Les recommandations ont également pointé la réhabilitation dans les 15 départements sanitaires, en se concentrant sur les Centres de Santé Intégrés et les hôpitaux de base de niveau district. L’objectif, tel que présenté, est d’améliorer la base physique et opérationnelle pour les soins primaires et de premier recours.

Une autre priorité citée était la disponibilité des médicaments et des produits de santé dans les établissements de santé. L’accent mis signale la reconnaissance que des soins de qualité dépendent non seulement du personnel et des bâtiments, mais aussi de fournitures fiables sur le lieu de service.

Sécurité sanitaire transfrontalière sous l’approche « Une seule santé »

Le ministre a soulevé la nécessité de renforcer la surveillance épidémiologique transfrontalière. Il a mentionné la création d’une direction pour la sécurité sanitaire transfrontalière, destinée à mieux coordonner les réponses aux urgences hospitalières partagées avec les pays voisins.

La proposition a été liée à l’approche « Une seule santé », qui connecte la santé humaine, animale et environnementale. Dans le contexte congolais, l’accent sur la coordination suggère une volonté d’un leadership opérationnel plus clair là où les risques et les mouvements traversent les frontières.
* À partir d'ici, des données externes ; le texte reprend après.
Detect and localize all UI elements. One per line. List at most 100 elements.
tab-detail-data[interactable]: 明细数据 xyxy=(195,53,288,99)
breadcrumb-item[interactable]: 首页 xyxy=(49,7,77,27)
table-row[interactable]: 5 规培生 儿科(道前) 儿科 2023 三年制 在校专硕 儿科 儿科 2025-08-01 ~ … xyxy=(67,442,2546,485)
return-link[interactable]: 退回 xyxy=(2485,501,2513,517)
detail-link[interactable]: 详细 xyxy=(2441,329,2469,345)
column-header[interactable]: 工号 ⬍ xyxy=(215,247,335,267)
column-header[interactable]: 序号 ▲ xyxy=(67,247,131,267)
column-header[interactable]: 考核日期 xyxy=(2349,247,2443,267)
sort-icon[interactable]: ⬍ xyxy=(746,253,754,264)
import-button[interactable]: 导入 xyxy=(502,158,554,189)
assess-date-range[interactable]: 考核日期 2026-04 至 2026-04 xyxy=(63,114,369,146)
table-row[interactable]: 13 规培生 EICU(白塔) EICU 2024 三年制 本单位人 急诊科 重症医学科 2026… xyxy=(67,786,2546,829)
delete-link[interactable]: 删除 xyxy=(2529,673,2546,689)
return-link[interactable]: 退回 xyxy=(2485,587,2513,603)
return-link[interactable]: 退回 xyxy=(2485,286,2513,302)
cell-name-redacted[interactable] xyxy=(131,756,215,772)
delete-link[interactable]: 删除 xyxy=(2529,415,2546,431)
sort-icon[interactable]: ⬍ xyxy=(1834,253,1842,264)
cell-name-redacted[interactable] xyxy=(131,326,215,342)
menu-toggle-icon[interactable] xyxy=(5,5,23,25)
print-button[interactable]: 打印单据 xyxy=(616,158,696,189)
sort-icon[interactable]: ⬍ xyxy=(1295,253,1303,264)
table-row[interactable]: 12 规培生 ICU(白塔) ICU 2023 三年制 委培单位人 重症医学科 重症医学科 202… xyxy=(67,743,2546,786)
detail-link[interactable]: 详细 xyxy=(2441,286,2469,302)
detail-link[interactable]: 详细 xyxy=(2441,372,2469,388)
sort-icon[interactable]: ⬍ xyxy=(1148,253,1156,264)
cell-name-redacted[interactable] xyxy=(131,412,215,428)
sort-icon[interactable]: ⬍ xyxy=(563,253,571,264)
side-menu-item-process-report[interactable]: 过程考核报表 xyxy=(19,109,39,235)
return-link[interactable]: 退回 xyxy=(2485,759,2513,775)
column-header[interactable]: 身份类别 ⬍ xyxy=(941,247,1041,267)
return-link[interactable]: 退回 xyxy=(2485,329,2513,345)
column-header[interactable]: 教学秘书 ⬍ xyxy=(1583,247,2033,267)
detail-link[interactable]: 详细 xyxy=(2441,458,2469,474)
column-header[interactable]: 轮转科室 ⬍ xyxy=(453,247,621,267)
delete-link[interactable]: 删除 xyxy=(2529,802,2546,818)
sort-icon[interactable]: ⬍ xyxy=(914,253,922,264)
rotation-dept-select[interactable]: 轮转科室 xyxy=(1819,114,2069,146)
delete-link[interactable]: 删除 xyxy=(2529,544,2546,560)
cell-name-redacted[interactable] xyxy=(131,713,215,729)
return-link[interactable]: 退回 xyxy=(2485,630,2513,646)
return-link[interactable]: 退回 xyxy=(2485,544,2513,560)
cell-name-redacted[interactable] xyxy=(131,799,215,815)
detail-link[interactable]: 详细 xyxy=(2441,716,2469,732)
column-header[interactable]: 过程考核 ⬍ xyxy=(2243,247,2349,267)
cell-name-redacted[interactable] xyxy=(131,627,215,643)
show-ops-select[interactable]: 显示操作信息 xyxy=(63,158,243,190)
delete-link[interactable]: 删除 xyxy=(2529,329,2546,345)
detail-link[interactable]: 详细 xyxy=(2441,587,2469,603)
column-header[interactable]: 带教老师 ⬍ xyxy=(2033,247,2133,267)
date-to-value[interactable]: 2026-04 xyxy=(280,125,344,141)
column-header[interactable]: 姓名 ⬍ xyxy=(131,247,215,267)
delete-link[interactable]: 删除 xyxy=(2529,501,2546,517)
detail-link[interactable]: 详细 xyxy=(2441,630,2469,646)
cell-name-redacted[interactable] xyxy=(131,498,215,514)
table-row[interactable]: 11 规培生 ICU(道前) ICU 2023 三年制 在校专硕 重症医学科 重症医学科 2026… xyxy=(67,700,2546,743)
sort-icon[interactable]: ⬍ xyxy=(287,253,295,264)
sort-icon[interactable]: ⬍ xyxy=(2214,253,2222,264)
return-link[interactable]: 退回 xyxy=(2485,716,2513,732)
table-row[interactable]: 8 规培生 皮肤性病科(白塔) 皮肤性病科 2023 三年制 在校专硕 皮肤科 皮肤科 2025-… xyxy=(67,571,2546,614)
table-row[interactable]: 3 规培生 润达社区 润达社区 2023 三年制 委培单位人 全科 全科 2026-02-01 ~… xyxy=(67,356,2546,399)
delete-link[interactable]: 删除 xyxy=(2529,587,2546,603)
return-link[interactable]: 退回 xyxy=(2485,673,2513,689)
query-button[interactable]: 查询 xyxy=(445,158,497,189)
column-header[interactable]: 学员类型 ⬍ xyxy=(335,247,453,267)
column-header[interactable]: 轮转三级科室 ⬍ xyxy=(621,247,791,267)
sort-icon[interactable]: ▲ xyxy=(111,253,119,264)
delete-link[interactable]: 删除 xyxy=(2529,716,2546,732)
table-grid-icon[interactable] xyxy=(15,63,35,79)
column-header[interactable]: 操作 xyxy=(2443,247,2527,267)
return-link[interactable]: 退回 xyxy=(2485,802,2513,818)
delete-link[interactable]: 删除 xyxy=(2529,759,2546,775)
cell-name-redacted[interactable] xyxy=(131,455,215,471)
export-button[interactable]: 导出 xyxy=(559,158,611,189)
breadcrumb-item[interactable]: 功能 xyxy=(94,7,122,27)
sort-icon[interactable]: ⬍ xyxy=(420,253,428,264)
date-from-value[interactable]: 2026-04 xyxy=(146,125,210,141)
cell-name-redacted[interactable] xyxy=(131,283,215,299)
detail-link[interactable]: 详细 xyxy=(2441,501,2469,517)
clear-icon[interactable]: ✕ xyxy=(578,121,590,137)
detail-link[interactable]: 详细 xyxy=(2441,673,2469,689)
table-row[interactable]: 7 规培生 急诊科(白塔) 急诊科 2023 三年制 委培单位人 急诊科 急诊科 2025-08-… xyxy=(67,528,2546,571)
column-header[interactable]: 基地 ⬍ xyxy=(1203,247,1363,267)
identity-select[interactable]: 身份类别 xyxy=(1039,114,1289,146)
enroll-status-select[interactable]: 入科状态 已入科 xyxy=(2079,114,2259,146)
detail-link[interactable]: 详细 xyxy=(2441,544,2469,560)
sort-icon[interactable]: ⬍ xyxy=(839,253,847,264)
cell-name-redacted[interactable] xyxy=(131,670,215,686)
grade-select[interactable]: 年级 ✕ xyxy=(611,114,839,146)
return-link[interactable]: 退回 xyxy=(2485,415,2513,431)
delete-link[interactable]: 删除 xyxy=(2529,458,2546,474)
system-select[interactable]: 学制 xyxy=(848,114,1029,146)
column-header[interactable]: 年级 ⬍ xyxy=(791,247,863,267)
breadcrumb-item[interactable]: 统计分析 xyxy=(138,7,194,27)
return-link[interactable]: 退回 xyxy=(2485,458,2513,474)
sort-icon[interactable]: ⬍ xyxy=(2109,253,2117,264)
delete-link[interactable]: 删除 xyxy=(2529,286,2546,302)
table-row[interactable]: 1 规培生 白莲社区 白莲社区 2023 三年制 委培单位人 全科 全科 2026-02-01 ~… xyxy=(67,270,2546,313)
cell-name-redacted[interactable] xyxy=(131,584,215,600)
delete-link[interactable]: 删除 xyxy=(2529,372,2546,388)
Formation : développement professionnel initial et continu

Le ministre a également parlé d’intensifier la formation professionnelle initiale et continue pour le personnel de santé dans tous les domaines de spécialisation. Le message souligne le développement du personnel comme un levier à long terme pour la qualité, et non comme un ajout optionnel aux dépenses d’infrastructure.

En insistant à la fois sur la formation de base et la formation continue, le récit du ministère aligne la compétence clinique sur la performance du système. L’implication est qu’améliorer les soins à moindre coût dépend en partie des compétences, des normes et des pratiques cohérentes dans les établissements.

Partenaires internationaux présents à la session de Kintélé

Les travaux, qui ont débuté le 15 janvier, ont réuni plusieurs institutions, dont l’Organisation mondiale de la Santé, le Programme des Nations Unies pour le développement et l’UNICEF, selon le rapport officiel. Leur présence indique une coordination continue avec les partenaires techniques et de développement.

Pour le ministère, ce cadre a offert une plateforme pour aligner la planification nationale avec le soutien des organisations internationales, tout en ancrant le message politique dans les priorités nationales et l’engagement déclaré du gouvernement en faveur d’un large accès.

Ce que la cible 2030 signifie pour les ménages et les investisseurs

L’engagement du ministre parle directement aux préoccupations des ménages concernant l’accessibilité financière, tout en liant les réformes à la redevabilité et à la performance. Cette formulation suggère que le gouvernement souhaite des résultats visibles dans l’expérience quotidienne des patients, et pas seulement dans les indicateurs nationaux.

Pour les investisseurs et les employeurs qui observent le capital humain et la productivité, l’accent déclaré sur des services résilients, des établissements fonctionnels et la disponibilité des médicaments est important car les systèmes de santé façonnent la stabilité de la main-d’œuvre et la confiance. La feuille de route du ministère reste cependant liée aux plans et à l’exécution annuels.